My Pet World: Any dangers in sleeping in same bed as your pet?

LAS VEGAS — The following reader questions were answered at the 83rd annual Western Veterinary Conference in Las Vegas from Feb. 20 to 24. Nearly 15,000 veterinary professionals attended it for continuing education. Speakers included many of the world's top experts in veterinary medicine. Several of them agreed to weigh in on your queries.

Question: Is it OK to let your pets sleep in bed with you or not? You've supported the idea, but now I see some don't believe it's a good idea. — J.K., Houston

Answer: You're referring to a study from UC Davis that pointed out potential dangers of sharing your bed with a dog or cat. Much of their report focused on parasite transmission.

"The truth is that the vast majority of these parasites are preventable, using products recommended by your veterinarian," says Dr. Larry Kornegay of Houston, president of the American Veterinary Medical Assn.

As for reported dangers of being on the wet end of a dog kiss, Kornegay laughs and says, "Well, regular dental care can control much that bacteria."

He adds, "Listen, I'm all for using common sense."

Allowing pets to lick open sores — not a good idea, for example. Or to give you a kiss after having been in the trash — also not a good idea.

Immuno-compromised individuals, for example, should probably not be sharing the bed with a pet. Ask your physician.

"I can tell you humans have shared their sleeping spaces with dogs (actually ancestors of today's dogs) since the Stone Age," Kornegay says. "The human/animal bond has more benefits than potential risks, which are minimized with regular veterinary exams."

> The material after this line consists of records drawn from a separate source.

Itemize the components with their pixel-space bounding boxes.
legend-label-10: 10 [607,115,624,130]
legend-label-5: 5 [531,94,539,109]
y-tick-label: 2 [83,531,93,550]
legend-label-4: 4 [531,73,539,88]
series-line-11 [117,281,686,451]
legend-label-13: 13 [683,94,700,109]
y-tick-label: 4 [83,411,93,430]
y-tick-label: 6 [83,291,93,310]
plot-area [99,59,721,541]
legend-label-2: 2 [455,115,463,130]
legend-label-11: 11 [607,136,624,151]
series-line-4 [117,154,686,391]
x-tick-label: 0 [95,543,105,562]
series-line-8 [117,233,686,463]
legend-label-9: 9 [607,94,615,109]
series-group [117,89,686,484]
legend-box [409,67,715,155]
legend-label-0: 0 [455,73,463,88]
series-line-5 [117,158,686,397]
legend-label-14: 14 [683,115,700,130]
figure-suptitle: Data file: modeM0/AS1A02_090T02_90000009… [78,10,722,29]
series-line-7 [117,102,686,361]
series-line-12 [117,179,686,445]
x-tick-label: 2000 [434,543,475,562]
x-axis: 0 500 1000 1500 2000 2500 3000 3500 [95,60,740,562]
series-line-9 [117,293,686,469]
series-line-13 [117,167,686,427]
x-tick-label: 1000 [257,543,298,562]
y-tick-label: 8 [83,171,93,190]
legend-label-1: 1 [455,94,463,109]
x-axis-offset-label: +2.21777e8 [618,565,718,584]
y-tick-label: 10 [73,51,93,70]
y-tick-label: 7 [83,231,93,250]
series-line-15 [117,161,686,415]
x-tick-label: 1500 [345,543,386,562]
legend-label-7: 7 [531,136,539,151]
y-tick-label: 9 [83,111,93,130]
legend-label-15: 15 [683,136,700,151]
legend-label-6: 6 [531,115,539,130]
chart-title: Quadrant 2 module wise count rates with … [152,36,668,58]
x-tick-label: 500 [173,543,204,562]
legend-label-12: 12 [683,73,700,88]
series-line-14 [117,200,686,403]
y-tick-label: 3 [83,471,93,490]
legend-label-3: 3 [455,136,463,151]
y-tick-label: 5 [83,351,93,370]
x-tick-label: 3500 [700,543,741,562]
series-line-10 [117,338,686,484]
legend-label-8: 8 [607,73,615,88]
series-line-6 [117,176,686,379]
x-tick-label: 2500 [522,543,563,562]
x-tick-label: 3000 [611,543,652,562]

Kornegay concedes that his daughter shares her bed with a miniature schnauzer, and sometimes two cats squeeze in, too.

Q: I rescued a kitten at about four weeks old. He's wonderful, but he's always biting me. He'll even give me kisses, then bite. How can I teach him to like me? — T.C.W., Tampa, Fla.

A: I don't know the age of your pet, or how long you've had him.

In any case, veterinary behaviorist Dr. Gary Landsberg, of Thornhill, Ontario, Canada, comments: "You are the social partner with the kitten, assuming there's no other cat in the home. Particularly, if the kitten is still young, my first response is to add a second kitten."

A second kitten will instantly respond to your existing cat's hard biting and stop all play. You need to do that, as well.

"Even better, pre-empt your cat," says Landsberg. "If you see he's about to bite, get up and walk away."

It's ideal to predict the behavior based on cues from your cat, such as a tail flashing wildly back and forth, or the cat's ears going down. Don't wait to be bitten.

Most importantly, don't make a game of it (from your cat's perspective). You can certainly say "ouch" if the cat bites, but don't make a dramatic scene. Some cats relish such attention.

Landsberg adds, "Never use your fingers as a toy. Always have toys available, and play with your cat using an interactive toy (a fishing pole-type toy with features or fabric)."

By the way, your cat may be teething and/or may have never learned to inhibit his bites. This has nothing to do with love, and everything to do with not going to the right "school."

Q: My 9-month-old Lhasa Apso-mix bites at people's shoes as they're about to leave the house. Our dog even goes after my husband when he leaves for work. What could I have done to start this? — H.O., Las Vegas

A: Applied animal behaviorist Dr. Sophia Yin, of San Francisco, has an idea, and that's to use her invention! It's a product called The Manner's Minder, a remote-controlled reward system that uses positive reinforcement for training dogs to shape new behaviors.

A feeding tray rewards dogs by dispensing treats. Dogs quickly learn to go to the Manner's Minder rather than chasing company or jumping on visitors when the bell rings.

The product is available online on various websites, including, currently for $87. I know it's a hefty price tag, so here's another idea: Stuff a special treat inside a Kong toy or Busy Buddy toy (so it will take a few minutes to get out) or toss your dog's favorite toy in the opposite direction of the door. The dog will run after the toy or work the chewy instead of chasing shoes.

"At first, it's important to keep the leash on so you can direct your dog if necessary," says Yin. "Your dog will learn there's a special treat or a game that's more interesting, more fun than chasing people at the door."